Магницкий побледнел, но сдержался, пересилил свой гнев. Дурова заметила это и приняла к сведению.
— И притом, ваше превосходительство, — продолжал лисить Магницкий, — Михаил Михайлович изволил говорить о временах прошедших… Что было, то прошло и быльем поросло… А о благополучном ныне царствовании этого сказать никаким образом нельзя: это было бы грехом великим. Посмотрите на все, что ныне совершается — и сердце ваше возрадуется: у нас на престоле — ангел кротости. Вы были правы, ваше превосходительство, когда вдохновенно восклицали в бесподобной оде на восшествие на престол Александра:
Век новый! Царь младый, прекрасный! Пришел днесь к вам весны стезей! Моа предвестья велегласны Уже сбылись, сбылись судьбой. Умолк рев норда сиповатый, Закрылся грозный, страшный взгляд; Зефиры вспорхнули крылаты, На воздух веют аромат;
— Так, истинно так, — самодовольно бормотал тщеславный старик. — Ныне настало златое время… Я же тогда и предсказывал сие в своей оде:
На лицах россов радость блещет, Во всей Европе мир цветет. Уныла муза, в дни борея Дерзавшая вслух песни петь, Блаженству общему радея, Уроки для владык греметь, — Перед царем днесь благосклонным, Взяв лиру, прах с нее стряси, И с сердцем радостным, свободным, Вещай, греми, звучи, гласи Того ты на престол вступленье, Кого воспел я в пеленах.

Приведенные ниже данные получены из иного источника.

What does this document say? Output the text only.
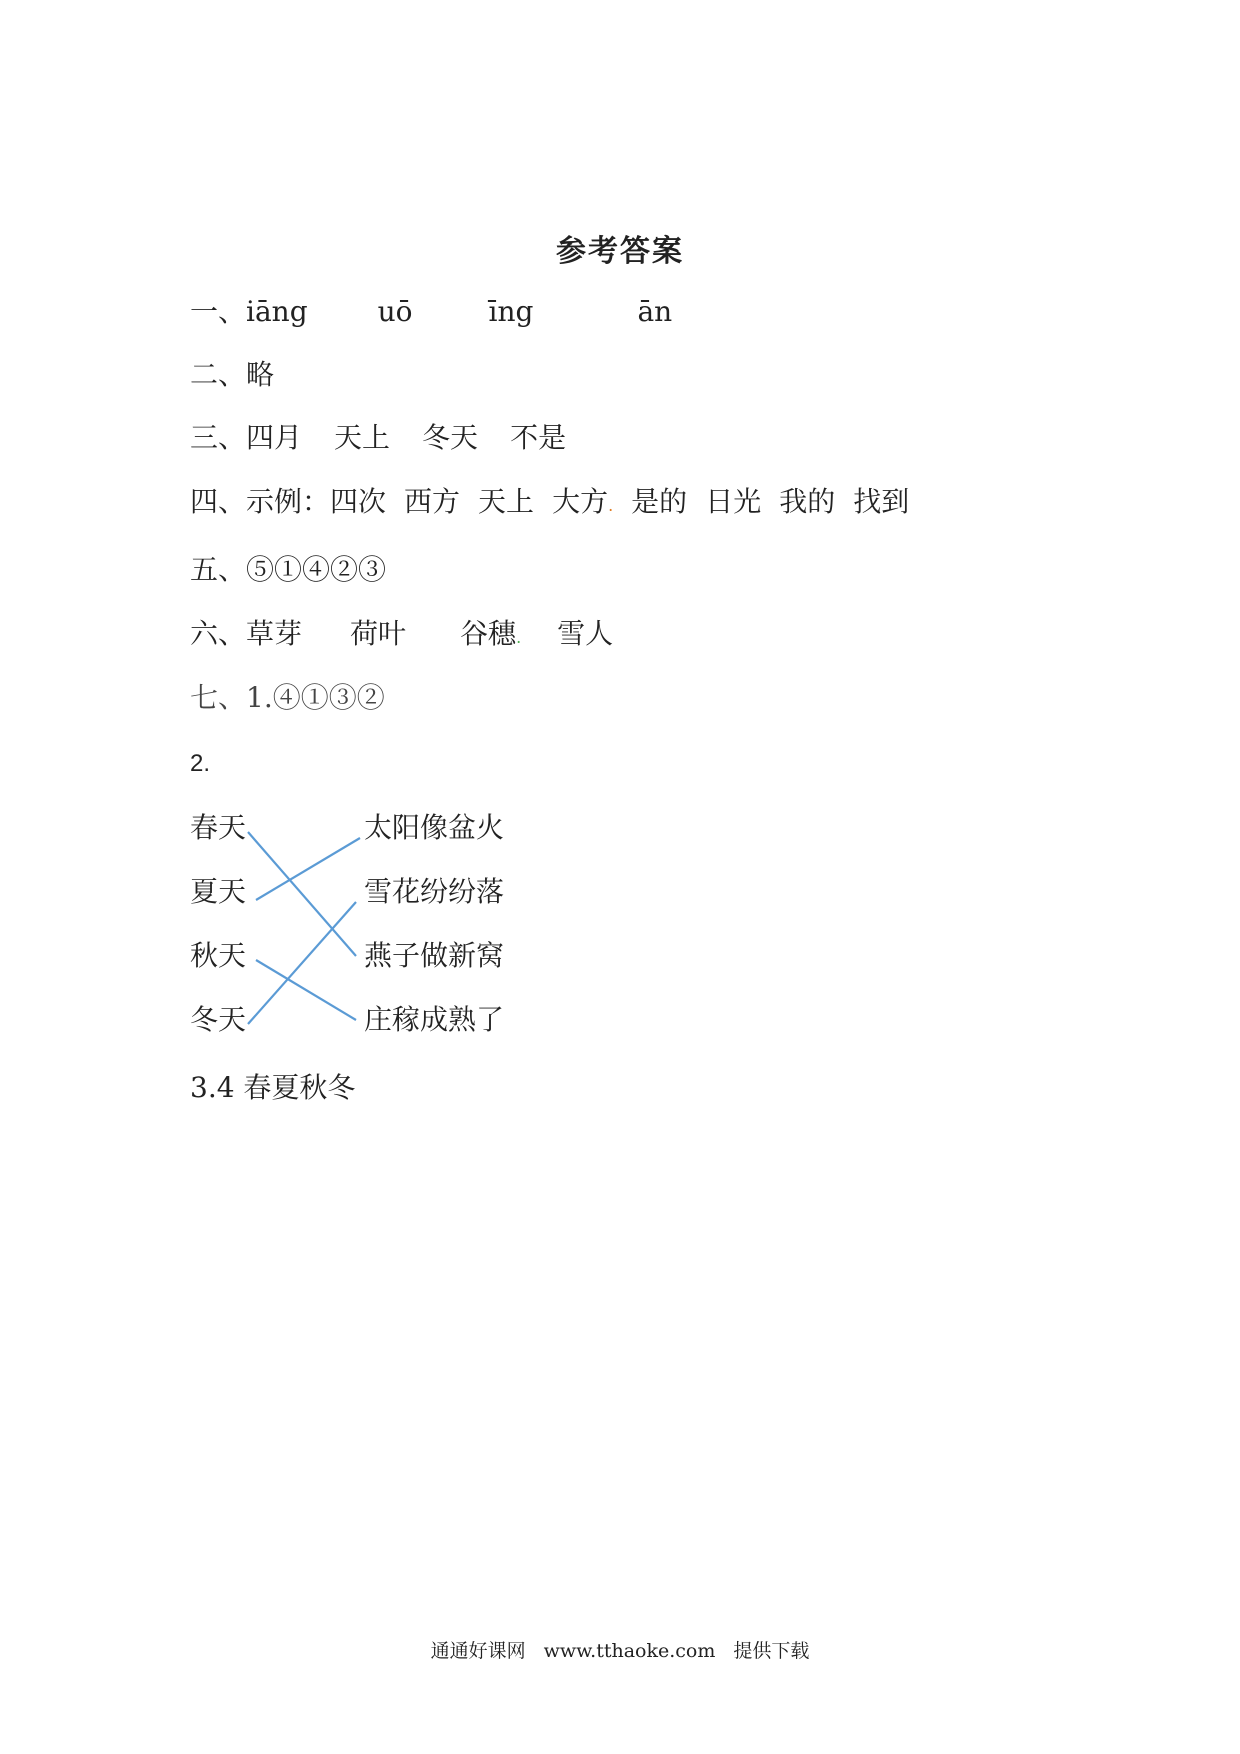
参考答案
一、iāng	uō	īng	ān
二、略
三、四月 天上 冬天 不是
四、示例：四次 西方 天上 大方. 是的 日光 我的 找到
五、⑤①④②③
六、草芽 荷叶 谷穗. 雪人
七、1.④①③②
2.
春天
夏天
秋天
冬天
太阳像盆火
雪花纷纷落
燕子做新窝
庄稼成熟了
3.4 春夏秋冬
通通好课网 www.tthaoke.com 提供下载
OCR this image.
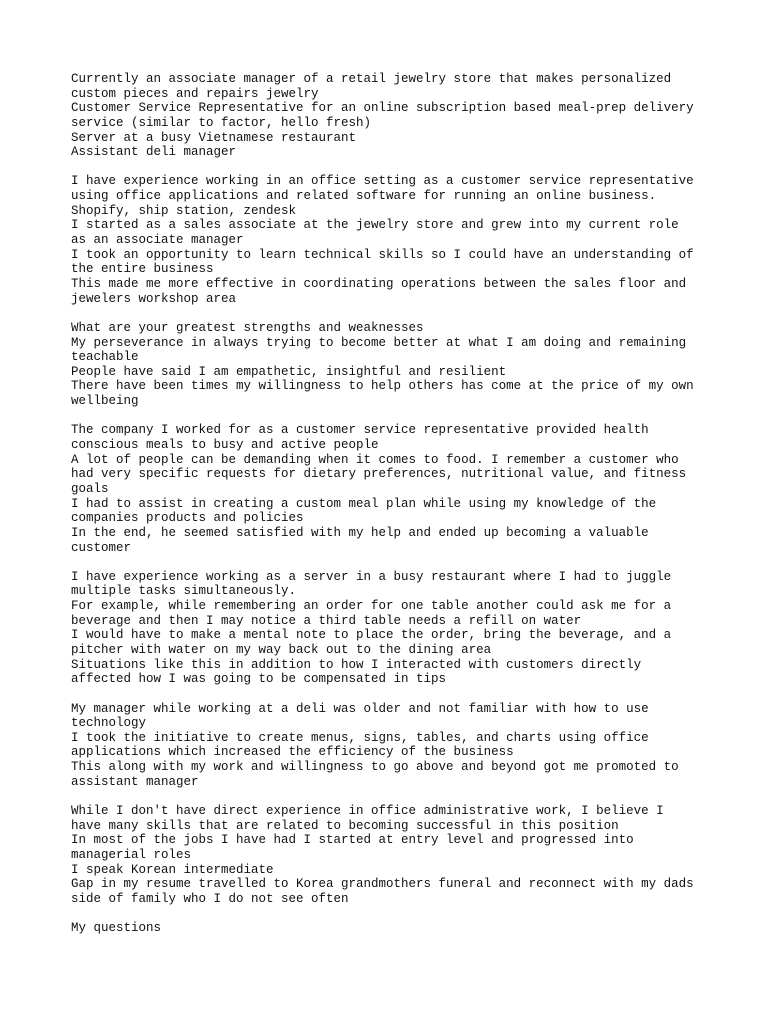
Currently an associate manager of a retail jewelry store that makes personalized
custom pieces and repairs jewelry
Customer Service Representative for an online subscription based meal-prep delivery
service (similar to factor, hello fresh)
Server at a busy Vietnamese restaurant
Assistant deli manager
I have experience working in an office setting as a customer service representative
using office applications and related software for running an online business.
Shopify, ship station, zendesk
I started as a sales associate at the jewelry store and grew into my current role
as an associate manager
I took an opportunity to learn technical skills so I could have an understanding of
the entire business
This made me more effective in coordinating operations between the sales floor and
jewelers workshop area
What are your greatest strengths and weaknesses
My perseverance in always trying to become better at what I am doing and remaining
teachable
People have said I am empathetic, insightful and resilient
There have been times my willingness to help others has come at the price of my own
wellbeing
The company I worked for as a customer service representative provided health
conscious meals to busy and active people
A lot of people can be demanding when it comes to food. I remember a customer who
had very specific requests for dietary preferences, nutritional value, and fitness
goals
I had to assist in creating a custom meal plan while using my knowledge of the
companies products and policies
In the end, he seemed satisfied with my help and ended up becoming a valuable
customer
I have experience working as a server in a busy restaurant where I had to juggle
multiple tasks simultaneously.
For example, while remembering an order for one table another could ask me for a
beverage and then I may notice a third table needs a refill on water
I would have to make a mental note to place the order, bring the beverage, and a
pitcher with water on my way back out to the dining area
Situations like this in addition to how I interacted with customers directly
affected how I was going to be compensated in tips
My manager while working at a deli was older and not familiar with how to use
technology
I took the initiative to create menus, signs, tables, and charts using office
applications which increased the efficiency of the business
This along with my work and willingness to go above and beyond got me promoted to
assistant manager
While I don't have direct experience in office administrative work, I believe I
have many skills that are related to becoming successful in this position
In most of the jobs I have had I started at entry level and progressed into
managerial roles
I speak Korean intermediate
Gap in my resume travelled to Korea grandmothers funeral and reconnect with my dads
side of family who I do not see often
My questions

Декламируя свои стихи, старик воодушевился, встал с кресла, в котором дремал, и, ерзая по полу бархатными сапогами, воздевая к потолку руки и колотя себя к грудь, казался очень смешным и очень жалким. Дурова глядела на все это с грустью, а Тургенев иронически улыбался…
— Завели машину, — шепнул он Сперанскому, — конца не будет.
Но конец скоро последовал: старик закашлялся и в изнеможении опустился на кресло.
— Нет, не могу больше, — сказал он, тяжело дыша.
— Да, Гаврило Романович, — улыбнулся Карамзин своею задумчивою улыбкою, — вы крепче на бумаге, чем на ногах…
— Совсем плохи ноги… да и кашель… а с чего бы?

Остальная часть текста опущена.